Hormone therapy, also called endocrine therapy, is an essential part of treatment for hormone-receptor positive breast cancer, a form of the disease in which a woman’s own hormones promote cancer growth. Given as an oral medication, the therapy works by blocking or lowering the levels of estrogen production so cancer cells can’t use them to grow and spread — but it eventually stops working in some women.
Among women who received the combination therapy, the disease did not progress for an average of 23.8 months, compared to 13 months for those who received endocrine therapy and the placebo.
“It’s great to see that we’re extending the length of someone’s life, not just the length of time their disease is controlled,” Hurvitz said. “Very few trials show an improvement in overall survival. That’s what is so phenomenal about the data.”

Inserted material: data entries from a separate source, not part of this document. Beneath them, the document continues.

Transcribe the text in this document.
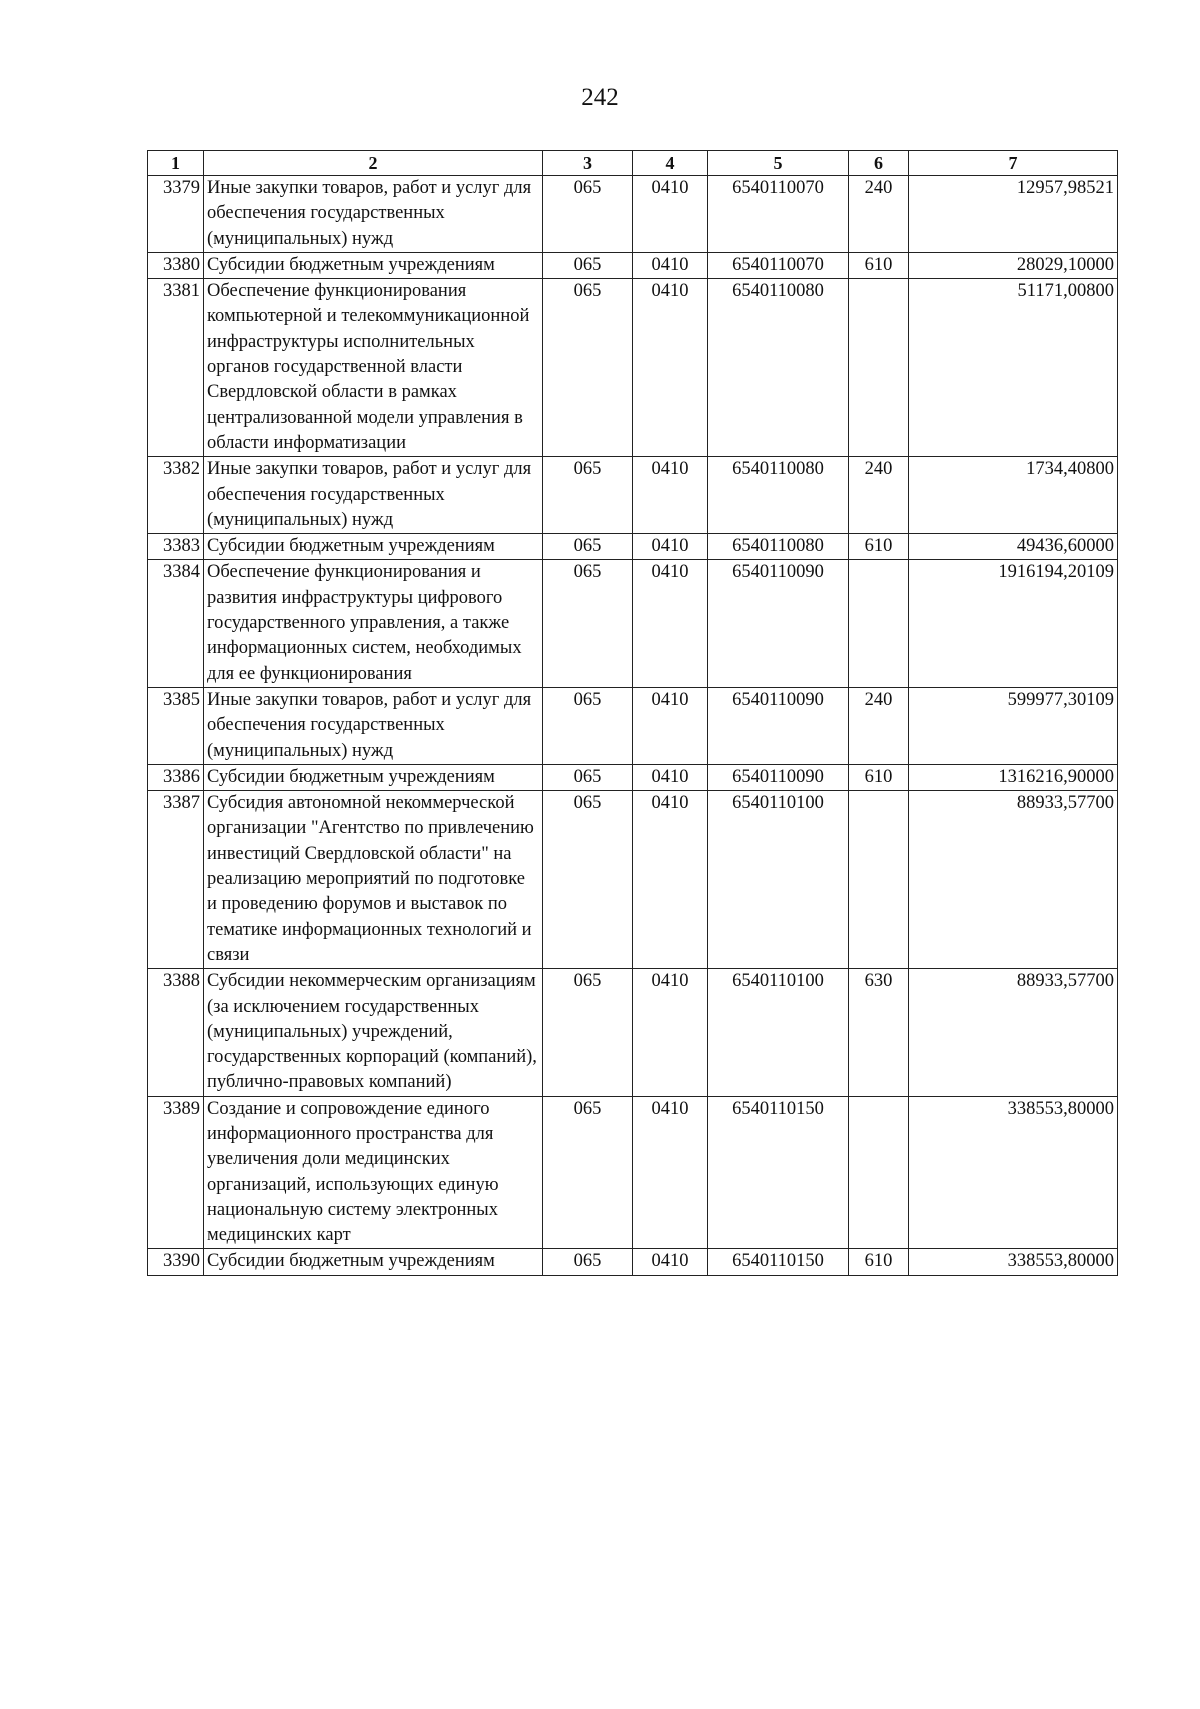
242
1	2	3	4	5	6	7
3379	Иные закупки товаров, работ и услуг для обеспечения государственных (муниципальных) нужд	065	0410	6540110070	240	12957,98521
3380	Субсидии бюджетным учреждениям	065	0410	6540110070	610	28029,10000
3381	Обеспечение функционирования компьютерной и телекоммуникационной инфраструктуры исполнительных органов государственной власти Свердловской области в рамках централизованной модели управления в области информатизации	065	0410	6540110080		51171,00800
3382	Иные закупки товаров, работ и услуг для обеспечения государственных (муниципальных) нужд	065	0410	6540110080	240	1734,40800
3383	Субсидии бюджетным учреждениям	065	0410	6540110080	610	49436,60000
3384	Обеспечение функционирования и развития инфраструктуры цифрового государственного управления, а также информационных систем, необходимых для ее функционирования	065	0410	6540110090		1916194,20109
3385	Иные закупки товаров, работ и услуг для обеспечения государственных (муниципальных) нужд	065	0410	6540110090	240	599977,30109
3386	Субсидии бюджетным учреждениям	065	0410	6540110090	610	1316216,90000
3387	Субсидия автономной некоммерческой организации "Агентство по привлечению инвестиций Свердловской области" на реализацию мероприятий по подготовке и проведению форумов и выставок по тематике информационных технологий и связи	065	0410	6540110100		88933,57700
3388	Субсидии некоммерческим организациям (за исключением государственных (муниципальных) учреждений, государственных корпораций (компаний), публично-правовых компаний)	065	0410	6540110100	630	88933,57700
3389	Создание и сопровождение единого информационного пространства для увеличения доли медицинских организаций, использующих единую национальную систему электронных медицинских карт	065	0410	6540110150		338553,80000
3390	Субсидии бюджетным учреждениям	065	0410	6540110150	610	338553,80000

From 1976 to 2009, the incidence of advanced breast cancer among U.S. women under 40 increased an average of about 2 percent per year, a larger increase than for any other age group.
In the early 2000s, a team of UCLA Jonsson Cancer Center researchers led by Dr. Dennis Slamon were on the forefront of discovering that cyclin-dependent kinase inhibitors are effective in treating hormone receptor positive breast cancer. Their work ultimately helped lead to the FDA approval of ribociclib and other related drugs to treat metastatic breast cancer.
The study’s other lead authors are Dr. Debu Tripathy of the University of Texas MD Anderson Cancer Center; Dr. Seock-Ah Im of Seoul National University Hospital, Cancer Research Institute; and Dr. Yen-Shen Lu of National Taiwan University Hospital. The team is now evaluating these drugs in women with early-stage breast cancer in an international clinical trial called NATALEE.
The study was sponsored by Novartis, which developed ribociclib at the Novartis Institutes for BioMedical Research (NIBR) under a research collaboration with Astex Pharmaceuticals.